The Port's announcement will allow the same extension to drivers who are waiting for their new truck to be delivered or for the retrofit to be installed. To qualify for the extension, the truck must be a Level 3 retrofit and also have a 25 percent NOx reduction capability.
The Port of Long Beach made similar changes to its tariff. However, if the retrofit on order does not have this additional NOx reduction capability, it will not meet the San Pedro Bay Ports environmental requirements so the extension will not be allowed in either port.
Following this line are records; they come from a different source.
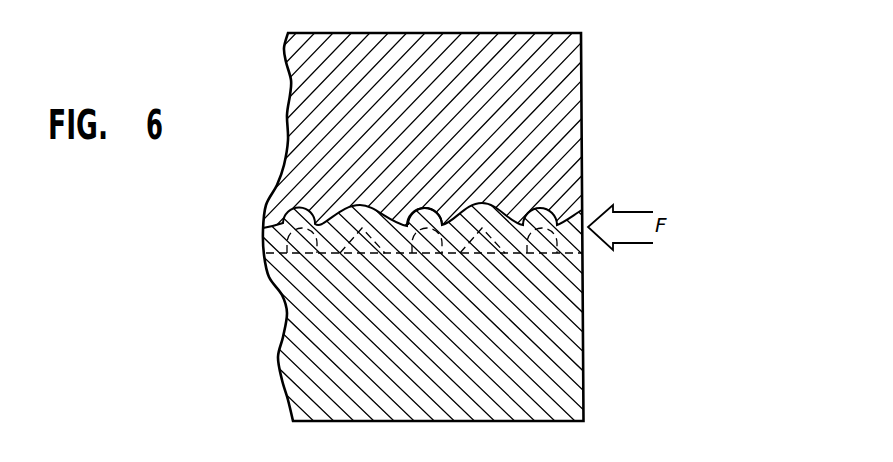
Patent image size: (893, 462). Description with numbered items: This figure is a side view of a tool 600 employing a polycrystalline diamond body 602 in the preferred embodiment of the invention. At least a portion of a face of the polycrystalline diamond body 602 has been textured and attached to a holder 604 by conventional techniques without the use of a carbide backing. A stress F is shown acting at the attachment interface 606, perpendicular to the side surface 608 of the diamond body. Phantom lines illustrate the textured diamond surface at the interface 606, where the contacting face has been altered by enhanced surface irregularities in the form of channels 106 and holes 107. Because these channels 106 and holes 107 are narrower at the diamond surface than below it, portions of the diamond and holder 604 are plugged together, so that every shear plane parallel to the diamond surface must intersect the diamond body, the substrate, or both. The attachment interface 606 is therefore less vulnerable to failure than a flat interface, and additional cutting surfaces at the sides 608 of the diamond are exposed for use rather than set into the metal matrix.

The tool 600 is at (661, 263).
The polycrystalline diamond body 602 is at (291, 84).
The holder 604 is at (576, 325).
The attachment interface 606 is at (583, 207).
The side surface 608 is at (583, 123).
The channel 106 is at (348, 203).
The hole 107 is at (433, 207).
"We have worked closely with the Air Resources Board and the South Coast Air Quality Management District in recent months to get as much funding for new trucks into the hands of truck owners as we can," said John Holmes, deputy executive director of operations for the Port of Los Angeles. "These tariff ban extensions will allow time for the trucks to be delivered."
In its Drayage Truck Advisory issued Dec. 8, CARB said this latest extension was provided due to "delays in the availability of expected state bond funds" earlier in the year. The funding delays resulted in holdups in grant programs for truck replacements and retrofits, and may have caused a time crunch for truck owners who were denied state funding and who are now privately financing the upgrades.
To sign up for this latest extension, truckers need to be registered on both the State and Port Drayage Truck Registry by Dec. 30, and they must provide a copy of a purchase order or other evidence of a commitment of funds for the new truck or retrofit to CARB by Dec. 31, 2009.